Koalisyon Hükümeti kuruluşu için bir referans “John Nash”
yaklaşımı olabilir.
Prof. John Nash’ın “Kazan Kazan (Vin Vin)” teorisi Nobel
ödüllüdür.
Her iki tarafın da “kazanacağı” bir beraberliğin temeli bu
yaklaşımla sağlam olur.
Türkçemizde de John Nash daha doğmadan bile var olan aynı kapıya
çıkan şu söylemimizi hatırlayalım:
“Yok öyle hep bana, hep bana... Var bir sana, bir bana.”
Yani...
Diğer bir özdeyişimizle “nalıncı keseri gibi hep kendine
yontmayacaksın.”
Ortaklık zemini böyle “kazan kazan” mantığının iyi niyet taşlarıyla
döşenirse beraber yürüyüş mümkün olur.
.......................
Ama...
Türkçemizdeki bir başka deyiş olan “karşı tarafı mandepsiye
bastırmak” kafasıyla masaya oturursan, maya tutmaz.

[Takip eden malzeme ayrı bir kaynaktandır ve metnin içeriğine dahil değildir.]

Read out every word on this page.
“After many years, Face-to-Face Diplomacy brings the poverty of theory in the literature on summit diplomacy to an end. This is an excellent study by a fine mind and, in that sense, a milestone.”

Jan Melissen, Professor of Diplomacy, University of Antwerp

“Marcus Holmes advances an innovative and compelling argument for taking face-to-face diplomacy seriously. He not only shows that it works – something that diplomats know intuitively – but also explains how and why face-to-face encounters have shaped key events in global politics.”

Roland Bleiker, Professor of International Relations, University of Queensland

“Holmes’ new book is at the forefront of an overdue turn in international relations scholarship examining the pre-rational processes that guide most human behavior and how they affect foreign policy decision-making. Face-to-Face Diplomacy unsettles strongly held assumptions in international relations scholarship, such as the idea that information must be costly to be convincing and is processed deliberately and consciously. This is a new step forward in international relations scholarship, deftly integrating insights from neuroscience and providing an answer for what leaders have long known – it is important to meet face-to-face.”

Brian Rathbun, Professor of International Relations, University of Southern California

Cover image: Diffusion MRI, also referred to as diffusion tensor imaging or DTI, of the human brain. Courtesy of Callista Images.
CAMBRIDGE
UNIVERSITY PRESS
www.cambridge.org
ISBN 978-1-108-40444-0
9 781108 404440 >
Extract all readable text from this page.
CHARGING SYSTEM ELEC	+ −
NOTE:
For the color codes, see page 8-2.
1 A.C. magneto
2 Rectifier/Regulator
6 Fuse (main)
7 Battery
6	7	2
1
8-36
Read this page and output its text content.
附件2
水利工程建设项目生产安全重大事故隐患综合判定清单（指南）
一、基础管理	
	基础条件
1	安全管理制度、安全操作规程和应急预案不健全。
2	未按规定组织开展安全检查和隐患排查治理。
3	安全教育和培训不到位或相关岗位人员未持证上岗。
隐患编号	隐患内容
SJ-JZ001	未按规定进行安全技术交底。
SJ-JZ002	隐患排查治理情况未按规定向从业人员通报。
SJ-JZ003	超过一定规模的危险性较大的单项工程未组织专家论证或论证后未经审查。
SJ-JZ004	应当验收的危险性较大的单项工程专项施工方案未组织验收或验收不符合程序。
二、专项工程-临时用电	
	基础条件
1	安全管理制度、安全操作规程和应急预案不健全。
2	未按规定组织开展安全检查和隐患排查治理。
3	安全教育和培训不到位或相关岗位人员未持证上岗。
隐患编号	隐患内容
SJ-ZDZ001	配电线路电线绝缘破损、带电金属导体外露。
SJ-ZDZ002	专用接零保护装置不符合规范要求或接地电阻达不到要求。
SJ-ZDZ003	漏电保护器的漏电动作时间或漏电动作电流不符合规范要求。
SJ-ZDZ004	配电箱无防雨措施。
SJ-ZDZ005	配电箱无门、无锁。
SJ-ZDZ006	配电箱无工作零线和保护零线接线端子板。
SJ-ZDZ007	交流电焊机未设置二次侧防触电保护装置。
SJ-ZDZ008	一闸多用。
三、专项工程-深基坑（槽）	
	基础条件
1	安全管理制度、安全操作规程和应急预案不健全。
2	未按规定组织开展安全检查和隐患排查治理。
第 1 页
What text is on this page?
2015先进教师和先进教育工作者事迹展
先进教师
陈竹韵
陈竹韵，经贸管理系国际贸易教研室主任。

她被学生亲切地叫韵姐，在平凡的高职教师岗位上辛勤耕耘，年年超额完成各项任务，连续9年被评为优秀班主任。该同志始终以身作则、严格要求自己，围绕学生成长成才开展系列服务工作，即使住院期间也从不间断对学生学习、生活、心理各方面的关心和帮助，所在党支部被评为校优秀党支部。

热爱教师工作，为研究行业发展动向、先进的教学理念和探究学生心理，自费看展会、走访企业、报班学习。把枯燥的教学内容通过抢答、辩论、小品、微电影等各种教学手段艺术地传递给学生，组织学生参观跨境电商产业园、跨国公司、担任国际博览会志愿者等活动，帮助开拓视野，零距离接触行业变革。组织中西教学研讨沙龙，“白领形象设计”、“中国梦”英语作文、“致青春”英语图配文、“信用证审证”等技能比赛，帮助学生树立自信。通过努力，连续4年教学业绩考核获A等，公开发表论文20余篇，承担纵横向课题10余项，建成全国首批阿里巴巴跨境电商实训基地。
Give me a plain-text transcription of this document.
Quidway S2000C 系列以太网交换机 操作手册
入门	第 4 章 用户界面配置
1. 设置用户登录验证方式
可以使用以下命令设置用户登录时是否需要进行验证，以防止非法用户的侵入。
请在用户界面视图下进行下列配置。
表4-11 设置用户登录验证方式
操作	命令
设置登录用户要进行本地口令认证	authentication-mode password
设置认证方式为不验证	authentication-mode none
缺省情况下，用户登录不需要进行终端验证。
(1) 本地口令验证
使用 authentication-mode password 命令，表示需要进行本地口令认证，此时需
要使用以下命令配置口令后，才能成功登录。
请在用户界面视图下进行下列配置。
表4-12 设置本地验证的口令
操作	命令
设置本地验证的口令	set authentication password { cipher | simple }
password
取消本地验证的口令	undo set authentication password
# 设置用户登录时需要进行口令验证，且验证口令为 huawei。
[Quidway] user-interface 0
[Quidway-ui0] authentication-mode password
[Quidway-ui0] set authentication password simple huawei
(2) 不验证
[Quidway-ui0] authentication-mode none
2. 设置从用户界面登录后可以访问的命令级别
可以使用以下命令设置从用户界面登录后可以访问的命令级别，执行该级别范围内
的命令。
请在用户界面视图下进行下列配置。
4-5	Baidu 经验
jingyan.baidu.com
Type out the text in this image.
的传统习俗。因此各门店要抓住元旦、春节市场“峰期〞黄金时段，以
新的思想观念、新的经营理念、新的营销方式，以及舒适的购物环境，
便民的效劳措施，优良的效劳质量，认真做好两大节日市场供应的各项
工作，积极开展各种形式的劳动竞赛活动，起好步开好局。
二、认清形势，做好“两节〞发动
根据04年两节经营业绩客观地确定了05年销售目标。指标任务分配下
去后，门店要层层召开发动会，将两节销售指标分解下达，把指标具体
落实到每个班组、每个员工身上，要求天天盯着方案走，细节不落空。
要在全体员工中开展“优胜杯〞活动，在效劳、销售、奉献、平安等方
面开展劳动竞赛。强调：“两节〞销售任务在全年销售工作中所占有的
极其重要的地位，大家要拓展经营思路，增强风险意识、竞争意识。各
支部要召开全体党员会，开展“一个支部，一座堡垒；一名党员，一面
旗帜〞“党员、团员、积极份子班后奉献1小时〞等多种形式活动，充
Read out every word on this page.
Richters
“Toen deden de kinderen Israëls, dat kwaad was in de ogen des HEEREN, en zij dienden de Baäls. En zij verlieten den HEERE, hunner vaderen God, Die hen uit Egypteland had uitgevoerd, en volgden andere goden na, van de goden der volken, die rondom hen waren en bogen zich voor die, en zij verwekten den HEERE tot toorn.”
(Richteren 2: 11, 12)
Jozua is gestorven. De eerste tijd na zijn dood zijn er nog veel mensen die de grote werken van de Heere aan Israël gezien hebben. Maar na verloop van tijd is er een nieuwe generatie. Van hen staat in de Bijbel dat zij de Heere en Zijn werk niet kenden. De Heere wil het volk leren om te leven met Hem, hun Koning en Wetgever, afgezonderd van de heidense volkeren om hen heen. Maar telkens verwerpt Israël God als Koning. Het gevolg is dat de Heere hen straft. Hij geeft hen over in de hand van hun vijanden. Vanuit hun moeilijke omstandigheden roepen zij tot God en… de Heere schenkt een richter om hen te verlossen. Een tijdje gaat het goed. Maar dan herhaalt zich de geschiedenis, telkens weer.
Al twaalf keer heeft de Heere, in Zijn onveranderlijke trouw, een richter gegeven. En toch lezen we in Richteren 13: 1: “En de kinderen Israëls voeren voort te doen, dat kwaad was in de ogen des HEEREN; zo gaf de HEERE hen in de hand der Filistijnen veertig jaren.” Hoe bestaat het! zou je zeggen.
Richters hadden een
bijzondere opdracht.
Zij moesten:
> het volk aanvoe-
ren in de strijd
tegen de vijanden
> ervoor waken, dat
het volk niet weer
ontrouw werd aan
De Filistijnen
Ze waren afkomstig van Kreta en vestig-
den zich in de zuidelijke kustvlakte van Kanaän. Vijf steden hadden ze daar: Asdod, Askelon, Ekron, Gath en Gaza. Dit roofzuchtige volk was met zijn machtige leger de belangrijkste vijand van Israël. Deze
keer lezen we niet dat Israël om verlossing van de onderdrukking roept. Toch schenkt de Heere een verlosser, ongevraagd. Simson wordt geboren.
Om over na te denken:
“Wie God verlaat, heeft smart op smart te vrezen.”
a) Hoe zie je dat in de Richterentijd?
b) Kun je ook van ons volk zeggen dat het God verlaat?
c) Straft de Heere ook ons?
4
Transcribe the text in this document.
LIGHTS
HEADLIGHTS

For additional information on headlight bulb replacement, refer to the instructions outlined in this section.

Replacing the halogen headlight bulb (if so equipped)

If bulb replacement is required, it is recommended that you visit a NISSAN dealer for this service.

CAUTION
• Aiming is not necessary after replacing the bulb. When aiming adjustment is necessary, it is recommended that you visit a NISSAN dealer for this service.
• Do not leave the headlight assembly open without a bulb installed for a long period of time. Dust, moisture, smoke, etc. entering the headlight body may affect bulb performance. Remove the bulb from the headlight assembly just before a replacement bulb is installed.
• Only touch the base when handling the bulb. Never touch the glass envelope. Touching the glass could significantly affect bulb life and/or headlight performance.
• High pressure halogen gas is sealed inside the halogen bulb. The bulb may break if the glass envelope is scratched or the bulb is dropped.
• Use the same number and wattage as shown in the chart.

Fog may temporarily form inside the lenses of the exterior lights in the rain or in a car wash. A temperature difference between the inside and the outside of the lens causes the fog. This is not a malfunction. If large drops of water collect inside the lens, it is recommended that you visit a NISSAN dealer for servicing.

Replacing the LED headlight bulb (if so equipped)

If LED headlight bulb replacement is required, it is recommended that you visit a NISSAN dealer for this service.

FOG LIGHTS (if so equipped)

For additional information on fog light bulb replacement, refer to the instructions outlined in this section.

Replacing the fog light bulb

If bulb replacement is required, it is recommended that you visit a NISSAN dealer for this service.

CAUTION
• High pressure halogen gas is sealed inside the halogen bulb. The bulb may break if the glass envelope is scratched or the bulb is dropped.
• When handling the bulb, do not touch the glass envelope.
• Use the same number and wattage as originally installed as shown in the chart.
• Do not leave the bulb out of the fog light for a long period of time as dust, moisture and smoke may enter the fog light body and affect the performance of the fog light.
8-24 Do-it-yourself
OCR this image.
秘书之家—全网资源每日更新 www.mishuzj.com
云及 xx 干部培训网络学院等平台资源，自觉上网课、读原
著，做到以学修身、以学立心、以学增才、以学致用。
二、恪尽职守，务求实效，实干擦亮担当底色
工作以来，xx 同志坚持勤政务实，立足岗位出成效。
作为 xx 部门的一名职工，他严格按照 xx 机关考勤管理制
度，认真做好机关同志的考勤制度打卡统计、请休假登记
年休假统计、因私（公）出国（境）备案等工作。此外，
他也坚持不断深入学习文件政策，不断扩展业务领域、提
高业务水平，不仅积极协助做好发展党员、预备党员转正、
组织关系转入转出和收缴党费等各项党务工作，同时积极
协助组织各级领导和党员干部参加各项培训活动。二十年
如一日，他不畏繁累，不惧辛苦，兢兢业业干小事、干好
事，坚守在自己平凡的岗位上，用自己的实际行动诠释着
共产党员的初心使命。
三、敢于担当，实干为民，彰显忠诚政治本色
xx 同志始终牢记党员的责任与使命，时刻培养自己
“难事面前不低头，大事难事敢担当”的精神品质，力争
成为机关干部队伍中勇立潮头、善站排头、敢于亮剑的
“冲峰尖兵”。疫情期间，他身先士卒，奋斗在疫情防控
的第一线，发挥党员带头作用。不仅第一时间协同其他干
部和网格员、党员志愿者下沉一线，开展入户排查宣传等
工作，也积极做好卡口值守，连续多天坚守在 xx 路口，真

En büyük akılsızlık, karşısındakini aptal sanmaktır ya da aptal
yerine koymaktır.
Devam...
Ayrıca...
“Devrin, devranın değiştiğini” kabulleneceksin.
“Sen o aklını kendine sakla, senin aklına ihtiyacımız yok, biz en
iyisini biliriz” ritüelinin de geçerliğini yitirdiğini, “tedavülden
kalktığını” içine sindireceksin.
“İktidarı paylaşmak” alışmadığım şey ama sandıktan aldığın yetki de
bu kadar.
.......................
Öte yandan...
Muhalefet yıllarının “atıp tutma” konforunun da artık olmadığını
göreceksin.
“İktidarı paylaşmak” sorumluluğunun da raconu vardır.
O özdeyişe de işaret edeyim.
“Taç giyen baş akıllanır.”
Buradaki “akıl” sözcüğü “sorumluluk” anlamındadır.
“Yumurta küfesini” tek başına sırtlamayacaksan bile, yükü
paylaşacaksın.
Yumurtaları kırmadan ortak taşımak siyaseti ustalık ister.